Diese "radikale Sprache" kenne er auch von Kretschmann nicht. Der Ministerpräsident hatte sich dafür ausgesprochen, künftig "junge Männerhorden" unter den Flüchtlingen aus Sicherheitsgründen von Großstädten fernzuhalten. "Man muss sie trennen und wahrscheinlich auch schauen, dass man solche Leute aus den Großstädten rausnimmt", sagte er der "Heilbronner Stimme" und dem "Mannheimer Morgen" (Samstags-Ausgaben). "Großstädte sind für solche Leute wegen der Anonymität attraktiv und weil sie dort Gleichgesinnte treffen. Der Gedanke, dass man da welche in die Pampa schickt, ist nicht falsch. Das sind Dinge, die wir gerade überlegen."

Nein der Grünen zu Ankerzentren

Kellner betonte allerdings, Kretschmann bestätige mit seinen Äußerungen das Nein der Grünen zu den von der deutschen Regierung geplanten Ankerzentren, in denen Flüchtlinge ohne Bleibeperspektive ihr gesamtes Asylverfahren durchlaufen sollen.

Hintergrund von Kretschmanns Äußerungen ist der Fall einer 18 Jahre alte Studentin in Freiburg, die nach einem Discobesuch von mehreren Männern vergewaltigt worden sein soll. Acht Verdächtige sitzen in Untersuchungshaft – sieben Syrer im Alter von 19 bis 29 Jahren und ein 25 Jahre alter Deutscher.

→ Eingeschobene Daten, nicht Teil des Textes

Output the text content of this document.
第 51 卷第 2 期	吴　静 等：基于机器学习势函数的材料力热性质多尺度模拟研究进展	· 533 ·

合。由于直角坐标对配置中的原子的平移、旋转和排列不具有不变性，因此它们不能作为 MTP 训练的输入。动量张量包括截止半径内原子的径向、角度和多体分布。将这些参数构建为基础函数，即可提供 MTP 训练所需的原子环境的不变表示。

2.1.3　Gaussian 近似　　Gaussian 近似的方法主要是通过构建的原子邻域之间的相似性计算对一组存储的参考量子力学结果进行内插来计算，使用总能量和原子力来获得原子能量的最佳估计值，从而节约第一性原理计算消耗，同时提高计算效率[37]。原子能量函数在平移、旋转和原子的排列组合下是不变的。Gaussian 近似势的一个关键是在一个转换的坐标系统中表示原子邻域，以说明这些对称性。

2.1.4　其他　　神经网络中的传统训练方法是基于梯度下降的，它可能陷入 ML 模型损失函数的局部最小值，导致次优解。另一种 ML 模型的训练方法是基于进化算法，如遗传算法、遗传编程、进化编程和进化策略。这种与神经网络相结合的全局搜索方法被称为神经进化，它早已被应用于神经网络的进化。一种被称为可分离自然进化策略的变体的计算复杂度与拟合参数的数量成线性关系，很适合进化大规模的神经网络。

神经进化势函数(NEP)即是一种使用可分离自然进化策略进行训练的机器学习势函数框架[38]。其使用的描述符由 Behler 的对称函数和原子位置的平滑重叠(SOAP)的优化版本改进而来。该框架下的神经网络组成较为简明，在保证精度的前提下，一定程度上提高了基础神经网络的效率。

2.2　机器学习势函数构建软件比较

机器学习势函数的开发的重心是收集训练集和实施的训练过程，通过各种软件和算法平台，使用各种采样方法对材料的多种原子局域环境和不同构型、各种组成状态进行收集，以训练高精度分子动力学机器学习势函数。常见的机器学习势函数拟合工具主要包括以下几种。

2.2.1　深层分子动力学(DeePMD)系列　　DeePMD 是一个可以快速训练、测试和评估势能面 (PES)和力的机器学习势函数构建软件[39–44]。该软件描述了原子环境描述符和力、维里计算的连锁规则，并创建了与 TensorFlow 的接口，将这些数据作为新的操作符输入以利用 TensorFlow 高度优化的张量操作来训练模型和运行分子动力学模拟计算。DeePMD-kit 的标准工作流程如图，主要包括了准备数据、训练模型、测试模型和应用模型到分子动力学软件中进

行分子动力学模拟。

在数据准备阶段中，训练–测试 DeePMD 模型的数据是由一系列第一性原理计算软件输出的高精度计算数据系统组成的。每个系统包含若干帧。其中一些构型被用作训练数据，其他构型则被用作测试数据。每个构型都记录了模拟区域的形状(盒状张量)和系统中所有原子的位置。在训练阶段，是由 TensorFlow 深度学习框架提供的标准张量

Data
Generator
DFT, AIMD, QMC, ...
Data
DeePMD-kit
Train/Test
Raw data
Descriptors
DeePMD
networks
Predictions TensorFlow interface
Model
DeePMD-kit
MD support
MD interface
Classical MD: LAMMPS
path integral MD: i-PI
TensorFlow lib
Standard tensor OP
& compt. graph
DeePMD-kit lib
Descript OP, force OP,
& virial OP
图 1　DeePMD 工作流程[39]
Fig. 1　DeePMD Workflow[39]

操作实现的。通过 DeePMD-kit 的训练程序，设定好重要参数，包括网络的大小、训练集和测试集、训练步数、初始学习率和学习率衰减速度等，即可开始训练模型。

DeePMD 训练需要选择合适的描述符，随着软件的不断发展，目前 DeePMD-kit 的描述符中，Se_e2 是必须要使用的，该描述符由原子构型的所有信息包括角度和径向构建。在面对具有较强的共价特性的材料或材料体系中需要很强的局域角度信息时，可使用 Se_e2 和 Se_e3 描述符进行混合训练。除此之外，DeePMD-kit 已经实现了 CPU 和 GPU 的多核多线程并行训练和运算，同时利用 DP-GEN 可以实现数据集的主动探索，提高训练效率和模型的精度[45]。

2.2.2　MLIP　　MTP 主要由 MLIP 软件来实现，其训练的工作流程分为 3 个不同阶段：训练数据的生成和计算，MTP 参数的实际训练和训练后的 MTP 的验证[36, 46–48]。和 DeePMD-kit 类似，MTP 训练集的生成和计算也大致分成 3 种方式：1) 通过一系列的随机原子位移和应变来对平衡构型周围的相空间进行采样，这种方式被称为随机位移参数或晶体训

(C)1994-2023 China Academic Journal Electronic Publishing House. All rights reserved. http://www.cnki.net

"Salopp gesagt ist das Gefährlichste, was die menschliche Evolution hervorgebracht hat, junge Männerhorden", sagte Kretschmann. "Solche testosterongesteuerte Gruppen können immer Böses anrichten." Die Vergewaltigung in Freiburg sei ein schlimmes Beispiel. Es dürfe nicht zugelassen werden, dass eine kleine Minderheit Gewaltbereiter eine große Zahl von rechtschaffenen Asylsuchenden diskreditiere.

Zwischen Kretschmann und der Grünen-Spitze hatte es schon häufiger Differenzen in der Asylpolitik gegeben. Zum Leipziger Europa-Parteitag, auf dem die Partei die Wahl im kommenden Jahr vorbereitet, erschien der Ministerpräsident nicht. Die Delegierten wählten am Samstag die Europaabgeordneten Ska Keller und Sven Giegold zu Spitzenkandidaten für die Wahl im Mai 2019. (APA, 10.11.2018)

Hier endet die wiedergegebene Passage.